The Clockmaker’s Daughter

The Clockmaker’s Daughter is a relatively new British musical: it premiered last year at the Landor Theatre and now it’s back, performed by the Mitre Players at the Croydon Courtyard Theatre (in the yard of Croydon High School) and in August at the outdoor Minack Theatre in Cornwall. The Mitre Players are an amateur group, but there was very little that was amateur about this hugely enjoyable production. Okay, some of the sets were a little wobbly, but that only added to the charm.

The Clockmaker’s Daughter is a new fairytale, set in the late nineteenth century and the modern day. Residents of the town of Spindlewood – a strong ensemble made up of all age groups – gather by the statue of a young woman for the annual ritual, which involves turning the key in her back and hoping that this will be the year in which she comes to life.

We go back one hundred years to find the source of this legend. Clockmaker Abraham Reed, devastated at the death of his wife, builds a clockwork woman, whom he names Constance. Constance learns quickly and appears, to all intents and purposes, like a human being. Soon tiring of her life enclosed in the clockmaker’s shop, she heads out into the town, and transforms the residents’ lives forever.

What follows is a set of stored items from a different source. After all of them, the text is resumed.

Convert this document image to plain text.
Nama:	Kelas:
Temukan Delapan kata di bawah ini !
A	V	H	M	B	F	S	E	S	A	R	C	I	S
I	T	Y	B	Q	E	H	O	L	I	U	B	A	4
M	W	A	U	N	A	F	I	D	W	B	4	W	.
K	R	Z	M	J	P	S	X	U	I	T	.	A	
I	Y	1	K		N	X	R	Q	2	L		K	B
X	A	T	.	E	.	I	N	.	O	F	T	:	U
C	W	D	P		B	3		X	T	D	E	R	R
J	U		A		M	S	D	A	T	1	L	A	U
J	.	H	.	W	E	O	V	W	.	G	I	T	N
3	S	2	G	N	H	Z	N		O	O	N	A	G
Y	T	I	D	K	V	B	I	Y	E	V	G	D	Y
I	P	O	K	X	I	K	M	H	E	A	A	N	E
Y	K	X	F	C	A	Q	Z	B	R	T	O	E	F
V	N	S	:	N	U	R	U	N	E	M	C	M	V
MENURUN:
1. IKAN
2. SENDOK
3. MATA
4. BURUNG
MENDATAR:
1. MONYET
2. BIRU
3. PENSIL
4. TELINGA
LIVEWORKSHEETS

As previously mentioned, the ensemble cast are really superb, coming into their own during the group numbers with beautiful harmonies. However, the lead cast members are excellent too. Megan Brown is particularly good as Constance: her slightly jerky movements convey her character’s clockwork origins and her singing is excellent. Calum Roy is an appealing hero, and Colin Warnock does a fantastic job of portraying Abraham, torn between his genuine love for Constance and his desire to keep her to himself. There are too many good cast members to list, but I also want to mention Helen Harries-Rees as as Ma Riley, proprietor of the dressmaker’s shop, who had a strong stage presence.

Di Jones’s costumes are highly effective, and the small band do a brilliant job at bringing Michael Webborn and Daniel Finn’s show to life. It is thoroughly enjoyable, witty and clever. If you happen to be in Cornwall this August I would urge you to catch this show. If not, I do hope The Clockmaker’s Daughter has a further life, as it really deserves it.